The Jacobian of $f:\mathbb{C} \to \mathbb{C}$ interpreted as a function $\mathbb{R}^2 \to \mathbb{R}^2$ can hence be evaluated using either of the following functions.

function jacobian_via_frule(f,z)
    du_dx, dv_dx = reim(frule((Zero(), 1),f,z)[2])
    du_dy, dv_dy = reim(frule((Zero(),im),f,z)[2])
    return [
        du_dx  du_dy
        dv_dx  dv_dy
    ]
end
function jacobian_via_rrule(f,z)
    _, pullback = rrule(f,z)
    du_dx, du_dy = reim(pullback( 1)[2])
    dv_dx, dv_dy = reim(pullback(im)[2])
    return [
        du_dx  du_dy
        dv_dx  dv_dy
    ]
end

If $f(z)$ is holomorphic, then the derivative part of frule can be implemented as $f'(z) \, \Delta z$ and the derivative part of rrule can be implemented as $\bigl(f'(z)\bigr)^* \, \Delta f$, where $\cdot^*$ is the complex conjugate. Consequently, holomorphic derivatives can be evaluated using either of the following functions.

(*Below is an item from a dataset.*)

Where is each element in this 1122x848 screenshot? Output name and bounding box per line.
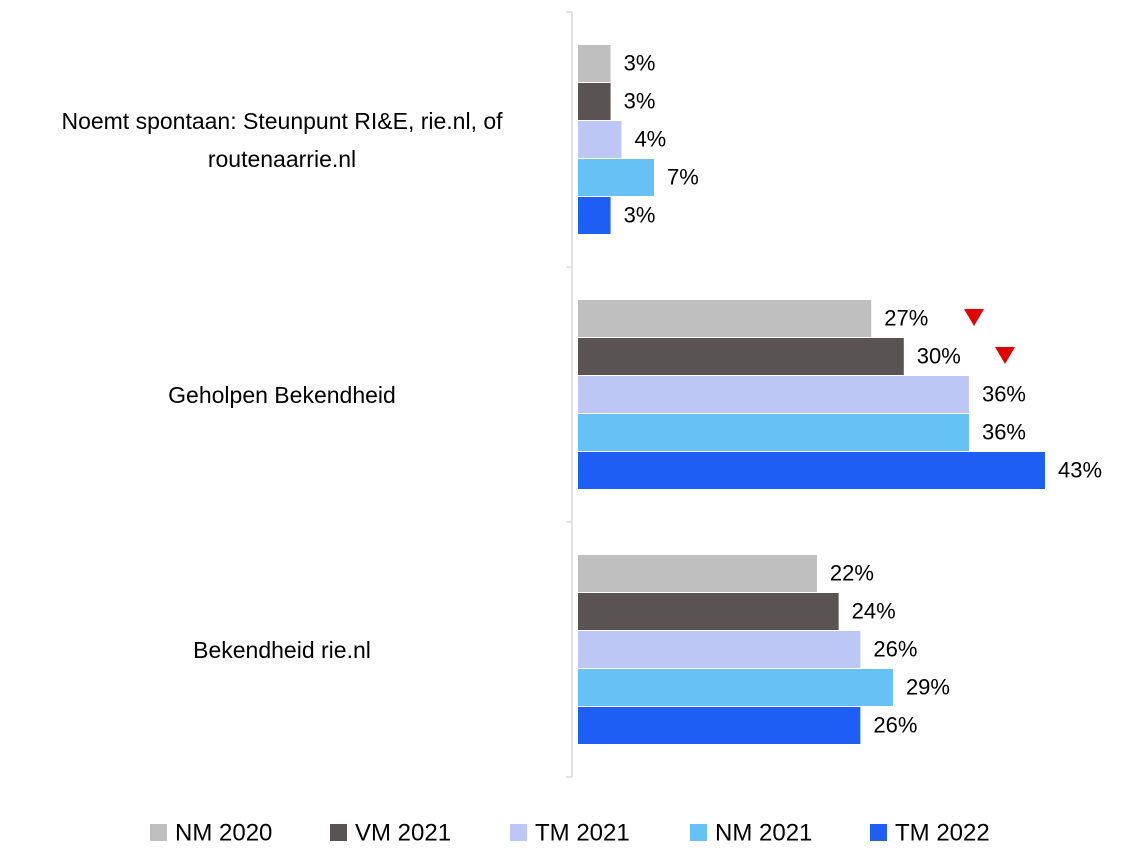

function holomorphic_derivative_via_frule(f,z)
    fz,df_dz = frule((Zero(),1),f,z)
    return df_dz
end
function holomorphic_derivative_via_rrule(f,z)
    fz, pullback = rrule(f,z)
    dself, conj_df_dz = pullback(1)
    return conj(conj_df_dz)
end
Note

There are various notions of complex derivatives (holomorphic and Wirtinger derivatives, Jacobians, gradients, etc.) which differ in subtle but important ways. The goal of ChainRules is to provide the basic differentiation rules upon which these derivatives can be implemented, but it does not implement these derivatives itself. It is recommended that you carefully check how the above definitions of frule and rrule translate into your specific notion of complex derivative, since getting this wrong will quietly give you wrong results.